March 20 2012 11:26 AM

The Missing Constituencies in Land Use Reform

I wrote yesterday for The Atlantic Cities about the mixed-up ideological politics of urban development, but I know one major element of The Rent Is Too Damn High that people have some dissatisfaction with is its treatment of the nitty-gritty interest group politics and lack of a genius idea to resolve the problems in this space.

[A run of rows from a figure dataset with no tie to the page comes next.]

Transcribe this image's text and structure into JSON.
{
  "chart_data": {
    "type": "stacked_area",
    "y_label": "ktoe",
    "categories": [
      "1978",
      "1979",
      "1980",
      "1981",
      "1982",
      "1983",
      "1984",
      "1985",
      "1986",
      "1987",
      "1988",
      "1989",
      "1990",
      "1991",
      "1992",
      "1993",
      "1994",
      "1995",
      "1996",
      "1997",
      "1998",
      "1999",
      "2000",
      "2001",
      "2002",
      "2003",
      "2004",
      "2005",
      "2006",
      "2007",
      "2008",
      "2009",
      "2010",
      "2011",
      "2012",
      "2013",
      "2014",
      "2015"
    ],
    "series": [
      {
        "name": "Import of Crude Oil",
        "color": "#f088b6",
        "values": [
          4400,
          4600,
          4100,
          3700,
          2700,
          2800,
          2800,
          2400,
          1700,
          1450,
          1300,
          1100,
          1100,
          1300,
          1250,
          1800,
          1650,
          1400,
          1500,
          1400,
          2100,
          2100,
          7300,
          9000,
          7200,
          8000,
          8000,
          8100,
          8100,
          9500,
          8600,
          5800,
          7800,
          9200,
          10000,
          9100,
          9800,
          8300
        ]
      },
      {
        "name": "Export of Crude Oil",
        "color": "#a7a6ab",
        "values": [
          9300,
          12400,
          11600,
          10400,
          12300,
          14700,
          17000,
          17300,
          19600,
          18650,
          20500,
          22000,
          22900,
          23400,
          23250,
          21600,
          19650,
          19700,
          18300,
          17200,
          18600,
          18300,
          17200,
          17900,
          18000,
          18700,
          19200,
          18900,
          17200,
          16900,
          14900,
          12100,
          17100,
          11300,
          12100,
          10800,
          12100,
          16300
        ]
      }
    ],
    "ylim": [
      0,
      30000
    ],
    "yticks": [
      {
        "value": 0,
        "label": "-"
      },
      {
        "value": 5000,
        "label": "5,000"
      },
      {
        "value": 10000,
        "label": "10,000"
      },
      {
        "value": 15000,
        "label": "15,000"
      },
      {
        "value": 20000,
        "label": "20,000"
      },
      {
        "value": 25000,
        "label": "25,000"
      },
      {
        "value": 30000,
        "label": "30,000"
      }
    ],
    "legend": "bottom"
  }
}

One reason I didn't present a genius solution to that is that I don't have one. Another is that I think people tend to overrate interest-group politics over the long haul and underrate sincere persuasion. One reason I think persuasion matters a lot, however, is because it helps shape what interest groups do. Ryan Avent writes that one consequence of land use deregulaton is increased tax revenue for the deregulating jurisdiction. Now normally you think of urban politics as chock-a-block full of constituencies who'd be interested in increased tax revenue. Think of the public sector labor unions who are a major force in almost every big city. If DC adopted an approach to its central business district that was more developer-friendly, there'd be more tax money to go around to fund teachers' salaries and pensions. And if DC adopted an approach to its residential areas that was more developer-friendly, there'd be higher school enrollment and less pressure to close schools. And, of course, teachers throughout the metropolitan area would earn higher real wages if housing costs declined. Now as it happens teachers unions don't lobby for land use deregulation—nor do unions representing cops and firefighters and garbagemen—but that's not because they couldn't, it's because neither the union leaders nor the union members believe my analysis is correct or important. But if they did, they'd put at least a little energy into the agenda and that would change the interest group politics.


By the same token, a lot of homeowners are just confused about the relationship between regulation, housing costs, and returns on their investment. People who own single-family homes in the super-expensive scandalously underdeveloped sprawl zone of Silicon Valley seem to believe that as homeowners they are beneficiaries of the legal framework that keeps housing costs high. But this is a mistake. If you own a single-family home in Silicon Valley the valuable asset you possess is the land not the house and deregulating the use of the land will make your investment more valuable not less. When it comes to oil, people understand this perfectly well. Land with oil under it is valuable because oil is valuable. Regulations that prevent oil drilling make oil more expensive, but they make land-that-has-oil-on-it less valuable because the value is in your ability to get the oil. With houses and building it's just the same. People don't see it that way which makes the politics tricky, but the biggest part of the answer has to be persuading them to look at the issue differently.

Matthew Yglesias is the executive editor of Vox and author of The Rent Is Too Damn High.